Бумаги все не приходили, Лев страдал от того, что все еще вынужден был ходить в гражданском платье – пальто от Шармера и складной шляпе за десять рублей, тогда как малейшая его жилка уже чувствовала себя по-военному и он едва удерживался, чтобы не отдать честь проходящему мимо генералу. Видя нетерпение молодого человека, начальник артиллерии дал ему временное назначение, которое должно было окончательно вступить в силу после получения разрешения тульского губернатора. Толстой был приписан к 4-й батарее 20-й артиллерийской бригады, где служил Николай. Сдав некое подобие экзамена, 3 января 1852 года он получил звание юнкера и, облачившись наконец в военную форму, ощутил странное чувство несвободы. Разгульное поведение, непостоянство собственного характера уже начинали мешать ему самому, избавление виделось в предписанной сверху дисциплине и служении в армии, где будет «способствовать с помощью пушки к истреблению коварных хищников и непокорных азиятов »,[113] но по пути в Старогладковскую, сделав остановку в Моздоке, Лев вдруг засомневался: прав ли он, выбирая военную службу? С почтовой станции отправляет письмо тетушке:
«Год тому назад я находил счастие в удовольствии, в движении; теперь, напротив, я желаю покоя как физического, так и нравственного».[114] Признает, что в его решении предпринять это странное путешествие на Кавказ чувствовалась воля Божья и что все происходящее с ним здесь полезно для его душевного развития, но при этом его не покидает уверенность, что раньше или позже вернется в Ясную, чтобы реализовать свое истинное предназначение человека спокойного, семейного, доброго, занятого науками. Едва став юнкером, Толстой уже мечтает об отставке и описывает тетушке, как это будет:
«Пройдут годы, и вот я уже не молодой, но и не старый в Ясном – дела мои в порядке, нет ни волнений, ни неприятностей; Вы все еще живете в Ясном . Вы немного постарели, но все еще свежая и здоровая. Жизнь идет по-прежнему; я занимаюсь по утрам, но почти весь день мы вместе; после обеда, вечером я читаю вслух то, что Вам не скучно слушать; потом начинается беседа. Я рассказываю Вам о своей жизни на Кавказе, Вы – Ваши воспоминания о прошлом, о моем отце и матери; Вы рассказываете страшные истории , которые мы, бывало, слушали с испуганными глазами и разинутыми ртами… Знакомых у нас не будет; никто не будет докучать нам своим приездом и привозить сплетни. Чудесный сон, но я позволю себе мечтать еще о другом. Я женат – моя жена кроткая, добрая, любящая, и она Вас любит так же, как и я. Наши дети Вас зовут „бабушкой“; Вы живете в большом доме, наверху, в той комнате, где когда-то жила бабушка; все в доме по-прежнему, в том порядке, который был при жизни папа; и мы продолжаем ту же жизнь, только переменив роли: Вы берете роль бабушки, но Вы еще добрее ее, я – роль папа, но я не надеюсь когда-нибудь ее заслужить; моя жена – мама, наши дети – наши роли: Машенька – в роли обеих тетенек, но не несчастна, как они; даже Гаша и та на месте Прасковьи Исаевны . Не хватает только той, кто мог бы Вас заменить в отношении всей нашей семьи. Не найдется такой прекрасной любящей души. Нет, у Вас преемницы не будет. Три новых лица будут являться время от времени на сцену – это братья и, главное, один из них – Николенька, который будет часто с нами. Старый холостяк, лысый, в отставке, по-прежнему добрый и благородный.
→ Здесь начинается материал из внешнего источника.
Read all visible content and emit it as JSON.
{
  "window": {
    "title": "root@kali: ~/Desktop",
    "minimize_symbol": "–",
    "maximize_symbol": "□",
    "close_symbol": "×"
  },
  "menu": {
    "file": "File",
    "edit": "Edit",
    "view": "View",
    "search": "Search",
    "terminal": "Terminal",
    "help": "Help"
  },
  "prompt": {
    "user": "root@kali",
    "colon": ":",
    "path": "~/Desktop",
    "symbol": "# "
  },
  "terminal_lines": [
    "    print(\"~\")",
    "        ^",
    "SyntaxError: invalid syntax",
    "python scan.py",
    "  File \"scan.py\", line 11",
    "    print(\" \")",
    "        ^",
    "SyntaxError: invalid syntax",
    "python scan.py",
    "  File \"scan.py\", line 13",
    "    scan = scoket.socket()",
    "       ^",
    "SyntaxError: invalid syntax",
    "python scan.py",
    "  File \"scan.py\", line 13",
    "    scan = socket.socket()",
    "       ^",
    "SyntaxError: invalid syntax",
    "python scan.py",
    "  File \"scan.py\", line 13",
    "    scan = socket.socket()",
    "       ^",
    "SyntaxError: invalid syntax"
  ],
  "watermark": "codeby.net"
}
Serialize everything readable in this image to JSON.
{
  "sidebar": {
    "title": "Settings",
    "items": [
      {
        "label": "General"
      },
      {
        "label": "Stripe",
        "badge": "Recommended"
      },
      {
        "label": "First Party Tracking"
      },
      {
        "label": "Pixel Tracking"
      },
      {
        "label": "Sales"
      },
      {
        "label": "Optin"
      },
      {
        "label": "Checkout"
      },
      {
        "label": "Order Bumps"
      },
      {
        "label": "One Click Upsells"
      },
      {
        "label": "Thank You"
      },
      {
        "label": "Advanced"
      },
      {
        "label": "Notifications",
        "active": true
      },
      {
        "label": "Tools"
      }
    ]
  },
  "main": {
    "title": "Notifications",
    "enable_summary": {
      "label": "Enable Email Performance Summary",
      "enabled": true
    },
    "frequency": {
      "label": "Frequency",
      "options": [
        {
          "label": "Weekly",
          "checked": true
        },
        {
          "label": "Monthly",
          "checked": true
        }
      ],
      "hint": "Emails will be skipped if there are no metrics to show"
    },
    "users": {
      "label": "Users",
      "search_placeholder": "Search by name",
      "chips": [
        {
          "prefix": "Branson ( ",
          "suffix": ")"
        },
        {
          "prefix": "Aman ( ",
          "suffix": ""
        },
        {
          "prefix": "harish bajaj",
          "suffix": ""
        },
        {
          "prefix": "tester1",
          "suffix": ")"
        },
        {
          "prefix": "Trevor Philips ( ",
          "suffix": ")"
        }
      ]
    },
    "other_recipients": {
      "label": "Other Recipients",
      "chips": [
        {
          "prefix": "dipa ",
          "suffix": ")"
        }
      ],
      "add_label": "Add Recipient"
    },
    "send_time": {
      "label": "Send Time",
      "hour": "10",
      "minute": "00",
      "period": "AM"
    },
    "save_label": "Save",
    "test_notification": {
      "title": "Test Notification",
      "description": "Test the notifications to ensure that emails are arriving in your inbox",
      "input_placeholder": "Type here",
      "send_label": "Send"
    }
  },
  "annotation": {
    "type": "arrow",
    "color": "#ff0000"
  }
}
Я воображаю, как он будет, как в старину, рассказывать детям своего сочинения сказки. Как дети будут целовать у него сальные руки (но которые стоят того), как он будет с ними играть, как жена моя будет хлопотать, чтобы сделать ему любимое кушанье, как мы с ним будем перебирать общие воспоминания об давно прошедшем времени, как Вы будете сидеть на своем обыкновенном месте и с удовольствием слушать нас, как Вы нас, старых, будете называть по-прежнему „Левочка, Николенька“ и будете бранить меня за то, что я руками ем, а его за то, что у него руки не чисты… Все это, может быть, сбудется, а какая чудесная вещь надежда. Опять я плачу. Почему это я плачу, когда думаю о Вас? Это слезы счастья, я счастлив тем, что умею Вас любить».[115]
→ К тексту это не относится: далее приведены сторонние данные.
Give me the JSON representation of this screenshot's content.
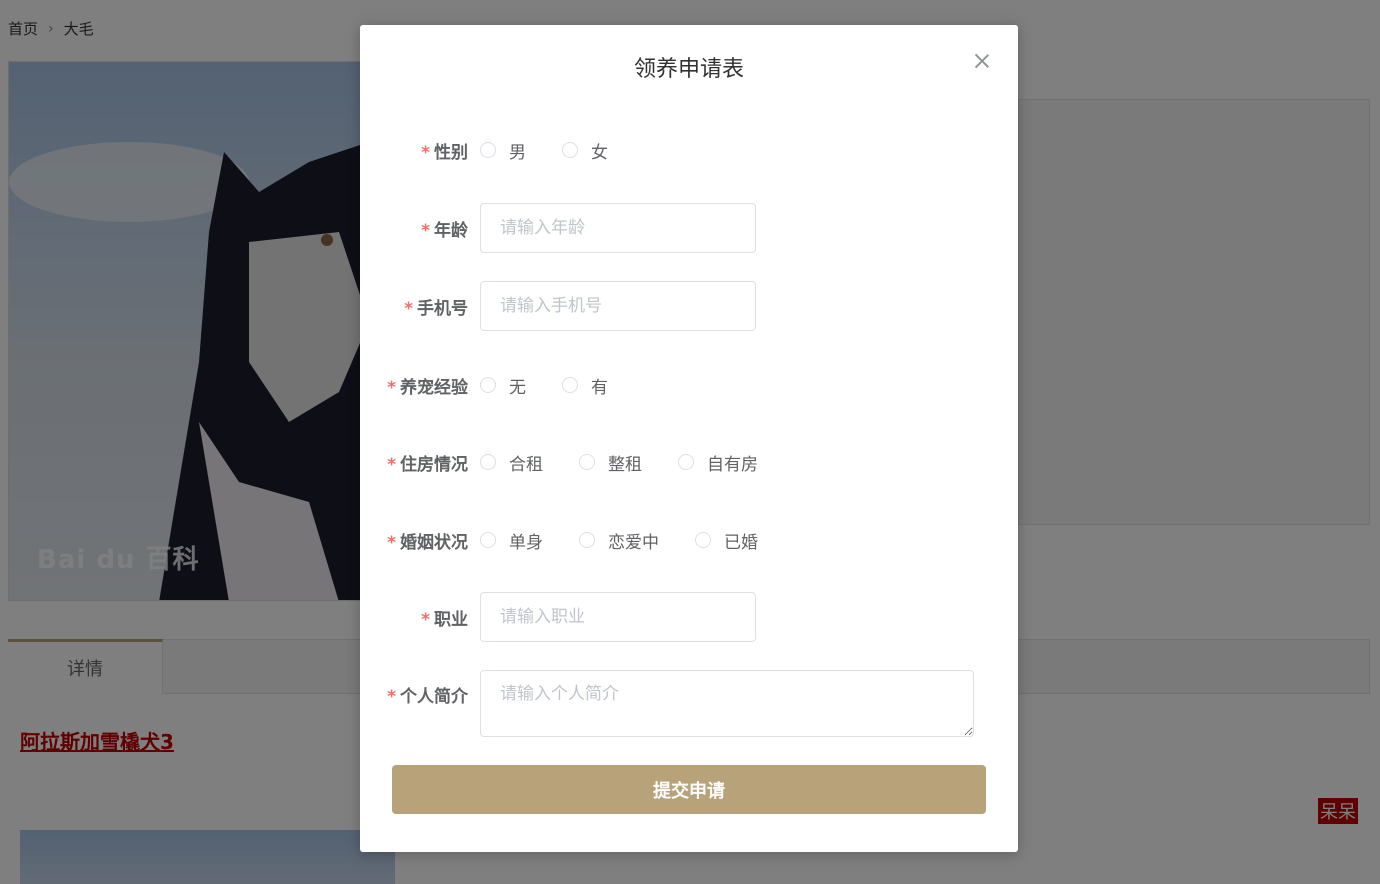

В пишущем эти строки на почтовой станции в Моздоке со слезами на глазах и сердцем, разрывающимся от нежности, живы и маленький мальчик, наказанный Проспером Сен-Тома и воображающий, сидя в темном чулане, себе в утешение героическое будущее, и чистый казанский студент, слишком застенчивый, чтобы говорить о женщинах, и придумывающий невероятные истории любви к Ней, идеальной женщине, и гуляка-москвич, который отправляется на Кавказ с мыслью сражаться с горцами, соблазнить прекрасную черкешенку и научить ее читать по-французски «Собор Парижской Богоматери».[116] Всегда это безудержное воображение, прихотливое движение мысли, желание приукрасить будущее, чтобы отделаться от грустного настоящего. Воскрешение воспоминаний детства сделало его еще более чувствительным, чем тщательнее восстанавливал он картины минувшего и образы дорогих людей, тем больше хотел увидеть их вновь.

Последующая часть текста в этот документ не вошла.